Jejunal, Ileal, and Colic Aneurysms
Jejunal, Ileal, and Colic Aneurysms • • Pathogenesis poorly understood. Equal sex distribution. 60 s. Most are solitary, mms to 1 cm. Multiple lesions seen with immunologic injury, septic emboli, or necrotizing vasculitides. • Rarely symptomatic. • Jejunal rupture rare, colic rupture more common. • 20% rupture mortality.
Jejunal, Ileal, and Colic Aneurysms: Treatment • Arterial ligation, aneurysmectomy, and resection of affected bowel if blood supply is compromised.
Gastroduodenal, Pancreaticoduodenal, and Pancreatic Aneurysms • Gastroduodenal aneurysms are 1. 5% of splanchnic aneurysms and pancreaticoduodenal and pancreatic are 2%. • Men: Female is 4: 1. • Etiology: Periarterial inflammation, actual vascular necrosis, and erosion by expanding pancreatic psuedocysts. False aneurysms more common. • 60% present as rupture, with a 49% mortality. • Most are symptomatic with epigastric pain radiating to back, because most are pancreatitis related. • 75% tend to have GI bleeding into stomach or duodenum.

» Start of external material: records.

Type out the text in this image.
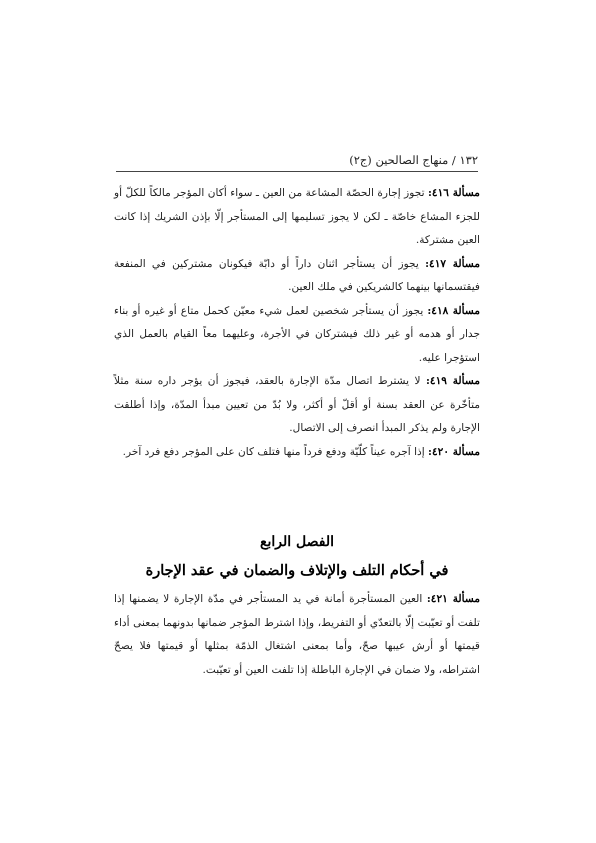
١٣٢ / منهاج الصالحين (ج٢)

مسألة ٤١٦: تجوز إجارة الحصّة المشاعة من العين ـ سواء أكان المؤجر مالكاً للكلّ أو للجزء المشاع خاصّة ـ لكن لا يجوز تسليمها إلى المستأجر إلّا بإذن الشريك إذا كانت العين مشتركة.

مسألة ٤١٧: يجوز أن يستأجر اثنان داراً أو دابّة فيكونان مشتركين في المنفعة فيقتسمانها بينهما كالشريكين في ملك العين.

مسألة ٤١٨: يجوز أن يستأجر شخصين لعمل شيء معيّن كحمل متاع أو غيره أو بناء جدار أو هدمه أو غير ذلك فيشتركان في الأجرة، وعليهما معاً القيام بالعمل الذي استؤجرا عليه.

مسألة ٤١٩: لا يشترط اتصال مدّة الإجارة بالعقد، فيجوز أن يؤجر داره سنة مثلاً متأخّرة عن العقد بسنة أو أقلّ أو أكثر، ولا بُدّ من تعيين مبدأ المدّة، وإذا أطلقت الإجارة ولم يذكر المبدأ انصرف إلى الاتصال.

مسألة ٤٢٠: إذا آجره عيناً كلّيّة ودفع فرداً منها فتلف كان على المؤجر دفع فرد آخر.

الفصل الرابع

في أحكام التلف والإتلاف والضمان في عقد الإجارة

مسألة ٤٢١: العين المستأجرة أمانة في يد المستأجر في مدّة الإجارة لا يضمنها إذا تلفت أو تعيّبت إلّا بالتعدّي أو التفريط، وإذا اشترط المؤجر ضمانها بدونهما بمعنى أداء قيمتها أو أرش عيبها صحّ، وأما بمعنى اشتغال الذمّة بمثلها أو قيمتها فلا يصحّ اشتراطه، ولا ضمان في الإجارة الباطلة إذا تلفت العين أو تعيّبت.
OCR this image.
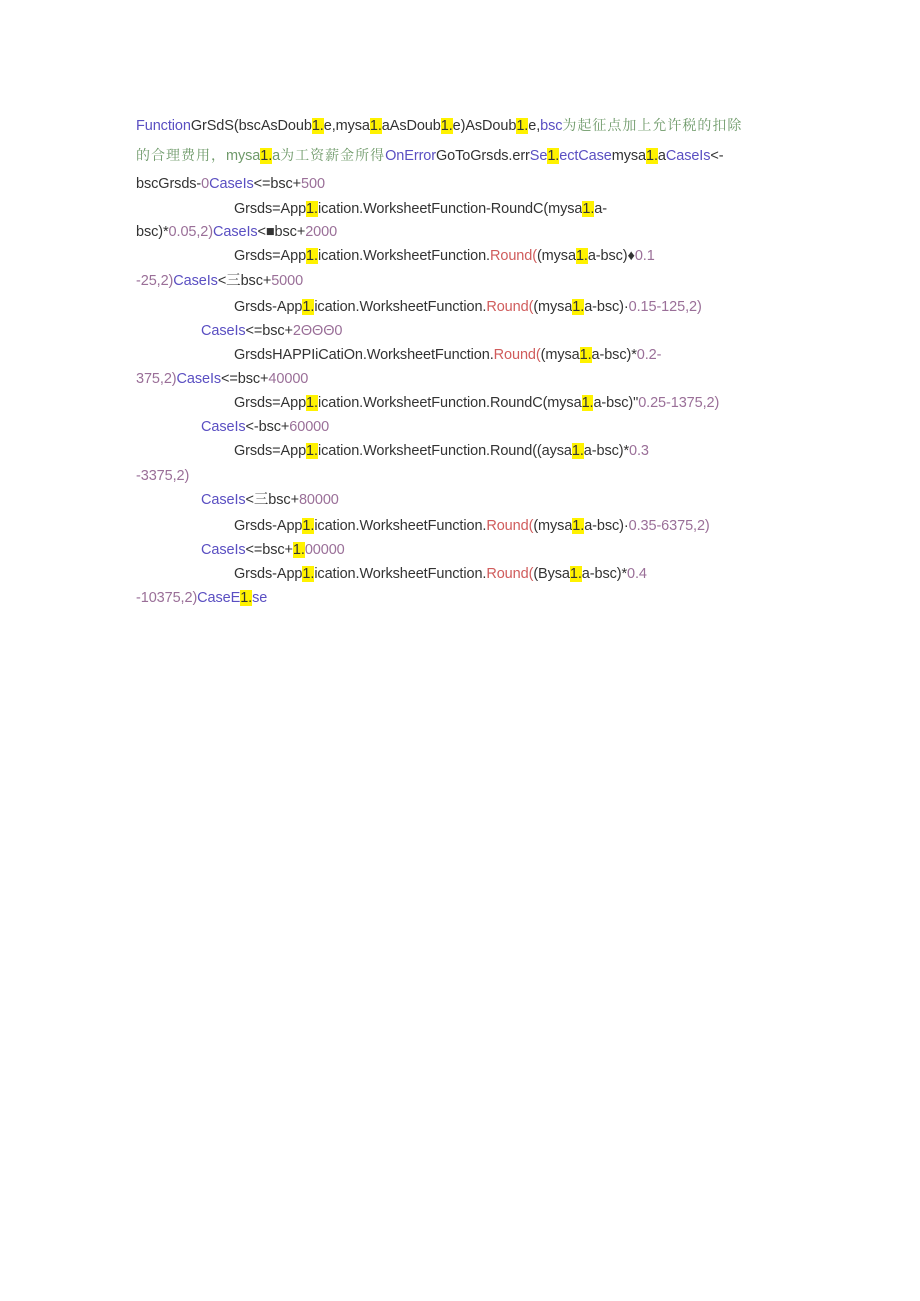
FunctionGrSdS(bscAsDoub1.e,mysa1.aAsDoub1.e)AsDoub1.e,bsc为起征点加上允许税的扣除
的合理费用，mysa1.a为工资薪金所得OnErrorGoToGrsds.errSe1.ectCasemysa1.aCaseIs<-
bscGrsds-0CaseIs<=bsc+500
Grsds=App1.ication.WorksheetFunction-RoundC(mysa1.a-
bsc)*0.05,2)CaseIs<■bsc+2000
Grsds=App1.ication.WorksheetFunction.Round((mysa1.a-bsc)♦0.1
-25,2)CaseIs<三bsc+5000
Grsds-App1.ication.WorksheetFunction.Round((mysa1.a-bsc)·0.15-125,2)
CaseIs<=bsc+2ΘΘΘ0
GrsdsHAPPIiCatiOn.WorksheetFunction.Round((mysa1.a-bsc)*0.2-
375,2)CaseIs<=bsc+40000
Grsds=App1.ication.WorksheetFunction.RoundC(mysa1.a-bsc)"0.25-1375,2)
CaseIs<-bsc+60000
Grsds=App1.ication.WorksheetFunction.Round((aysa1.a-bsc)*0.3
-3375,2)
CaseIs<三bsc+80000
Grsds-App1.ication.WorksheetFunction.Round((mysa1.a-bsc)·0.35-6375,2)
CaseIs<=bsc+1.00000
Grsds-App1.ication.WorksheetFunction.Round((Bysa1.a-bsc)*0.4
-10375,2)CaseE1.se
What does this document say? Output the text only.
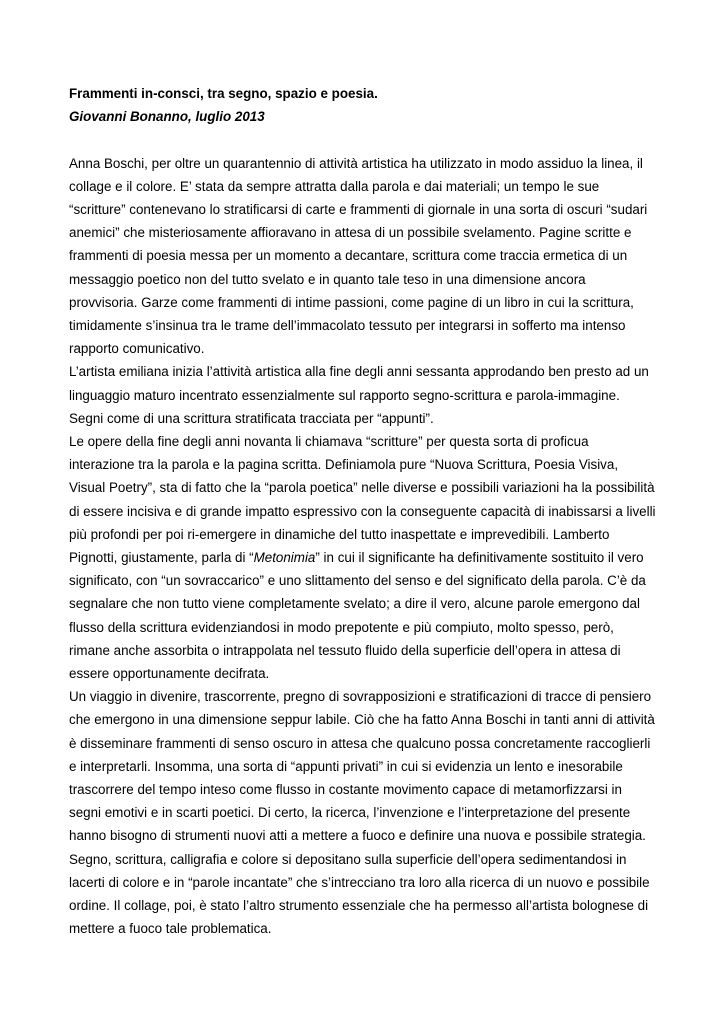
Frammenti in-consci, tra segno, spazio e poesia.

Giovanni Bonanno, luglio 2013

Anna Boschi, per oltre un quarantennio di attività artistica ha utilizzato in modo assiduo la linea, il
collage e il colore. E’ stata da sempre attratta dalla parola e dai materiali; un tempo le sue
“scritture” contenevano lo stratificarsi di carte e frammenti di giornale in una sorta di oscuri “sudari
anemici” che misteriosamente affioravano in attesa di un possibile svelamento. Pagine scritte e
frammenti di poesia messa per un momento a decantare, scrittura come traccia ermetica di un
messaggio poetico non del tutto svelato e in quanto tale teso in una dimensione ancora
provvisoria. Garze come frammenti di intime passioni, come pagine di un libro in cui la scrittura,
timidamente s’insinua tra le trame dell’immacolato tessuto per integrarsi in sofferto ma intenso
rapporto comunicativo.

L’artista emiliana inizia l’attività artistica alla fine degli anni sessanta approdando ben presto ad un
linguaggio maturo incentrato essenzialmente sul rapporto segno-scrittura e parola-immagine.
Segni come di una scrittura stratificata tracciata per “appunti”.

Le opere della fine degli anni novanta li chiamava “scritture” per questa sorta di proficua
interazione tra la parola e la pagina scritta. Definiamola pure “Nuova Scrittura, Poesia Visiva,
Visual Poetry”, sta di fatto che la “parola poetica” nelle diverse e possibili variazioni ha la possibilità
di essere incisiva e di grande impatto espressivo con la conseguente capacità di inabissarsi a livelli
più profondi per poi ri-emergere in dinamiche del tutto inaspettate e imprevedibili. Lamberto
Pignotti, giustamente, parla di “Metonimia” in cui il significante ha definitivamente sostituito il vero
significato, con “un sovraccarico” e uno slittamento del senso e del significato della parola. C’è da
segnalare che non tutto viene completamente svelato; a dire il vero, alcune parole emergono dal
flusso della scrittura evidenziandosi in modo prepotente e più compiuto, molto spesso, però,
rimane anche assorbita o intrappolata nel tessuto fluido della superficie dell’opera in attesa di
essere opportunamente decifrata.

Un viaggio in divenire, trascorrente, pregno di sovrapposizioni e stratificazioni di tracce di pensiero
che emergono in una dimensione seppur labile. Ciò che ha fatto Anna Boschi in tanti anni di attività
è disseminare frammenti di senso oscuro in attesa che qualcuno possa concretamente raccoglierli
e interpretarli. Insomma, una sorta di “appunti privati” in cui si evidenzia un lento e inesorabile
trascorrere del tempo inteso come flusso in costante movimento capace di metamorfizzarsi in
segni emotivi e in scarti poetici. Di certo, la ricerca, l’invenzione e l’interpretazione del presente
hanno bisogno di strumenti nuovi atti a mettere a fuoco e definire una nuova e possibile strategia.
Segno, scrittura, calligrafia e colore si depositano sulla superficie dell’opera sedimentandosi in
lacerti di colore e in “parole incantate” che s’intrecciano tra loro alla ricerca di un nuovo e possibile
ordine. Il collage, poi, è stato l’altro strumento essenziale che ha permesso all’artista bolognese di
mettere a fuoco tale problematica.
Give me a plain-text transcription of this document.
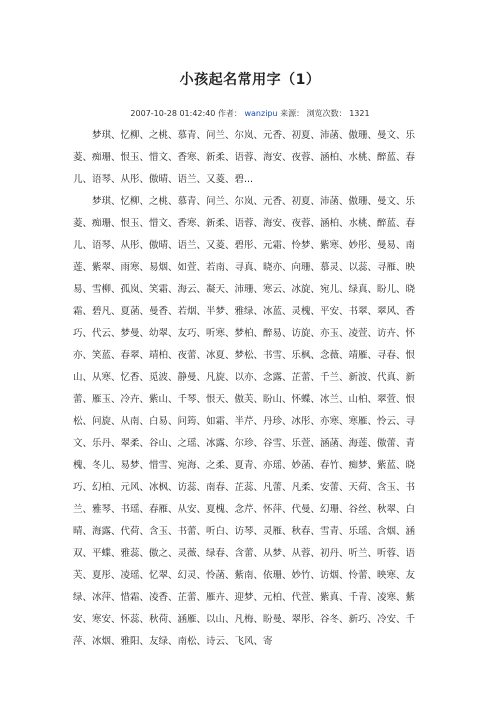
小孩起名常用字（1）
2007-10-28 01:42:40 作者： wanzipu 来源： 浏览次数： 1321

梦琪、忆柳、之桃、慕青、问兰、尔岚、元香、初夏、沛菡、傲珊、曼文、乐菱、痴珊、恨玉、惜文、香寒、新柔、语蓉、海安、夜蓉、涵柏、水桃、醉蓝、春儿、语琴、从彤、傲晴、语兰、又菱、碧...

梦琪、忆柳、之桃、慕青、问兰、尔岚、元香、初夏、沛菡、傲珊、曼文、乐菱、痴珊、恨玉、惜文、香寒、新柔、语蓉、海安、夜蓉、涵柏、水桃、醉蓝、春儿、语琴、从彤、傲晴、语兰、又菱、碧彤、元霜、怜梦、紫寒、妙彤、曼易、南莲、紫翠、雨寒、易烟、如萱、若南、寻真、晓亦、向珊、慕灵、以蕊、寻雁、映易、雪柳、孤岚、笑霜、海云、凝天、沛珊、寒云、冰旋、宛儿、绿真、盼儿、晓霜、碧凡、夏菡、曼香、若烟、半梦、雅绿、冰蓝、灵槐、平安、书翠、翠风、香巧、代云、梦曼、幼翠、友巧、听寒、梦柏、醉易、访旋、亦玉、凌萱、访卉、怀亦、笑蓝、春翠、靖柏、夜蕾、冰夏、梦松、书雪、乐枫、念薇、靖雁、寻春、恨山、从寒、忆香、觅波、静曼、凡旋、以亦、念露、芷蕾、千兰、新波、代真、新蕾、雁玉、冷卉、紫山、千琴、恨天、傲芙、盼山、怀蝶、冰兰、山柏、翠萱、恨松、问旋、从南、白易、问筠、如霜、半芹、丹珍、冰彤、亦寒、寒雁、怜云、寻文、乐丹、翠柔、谷山、之瑶、冰露、尔珍、谷雪、乐萱、涵菡、海莲、傲蕾、青槐、冬儿、易梦、惜雪、宛海、之柔、夏青、亦瑶、妙菡、春竹、痴梦、紫蓝、晓巧、幻柏、元风、冰枫、访蕊、南春、芷蕊、凡蕾、凡柔、安蕾、天荷、含玉、书兰、雅琴、书瑶、春雁、从安、夏槐、念芹、怀萍、代曼、幻珊、谷丝、秋翠、白晴、海露、代荷、含玉、书蕾、听白、访琴、灵雁、秋春、雪青、乐瑶、含烟、涵双、平蝶、雅蕊、傲之、灵薇、绿春、含蕾、从梦、从蓉、初丹、听兰、听蓉、语芙、夏彤、凌瑶、忆翠、幻灵、怜菡、紫南、依珊、妙竹、访烟、怜蕾、映寒、友绿、冰萍、惜霜、凌香、芷蕾、雁卉、迎梦、元柏、代萱、紫真、千青、凌寒、紫安、寒安、怀蕊、秋荷、涵雁、以山、凡梅、盼曼、翠彤、谷冬、新巧、冷安、千萍、冰烟、雅阳、友绿、南松、诗云、飞风、寄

Gastroduodenal, Pancreaticoduodenal, and Pancreatic Aneurysms • Treatment: Pancreaticoduodenal and pancreatic artery aneurysms are more difficult to treat secondary to their small size and being embedded in the pancreas. Intraoperative arteriography is useful. • Suture ligature of entering and exiting vessels without extra-aneurysmal dissection is appropriate. • Those involving pancreatic tissue should place appropriate drains and/or resection pancreatic tissue as needed. • Transcatheter embolization has been described, but may only serve as a temporizing step. • Stent-grafting of the SMA which occludes the pancreaticoduodenal has also been described.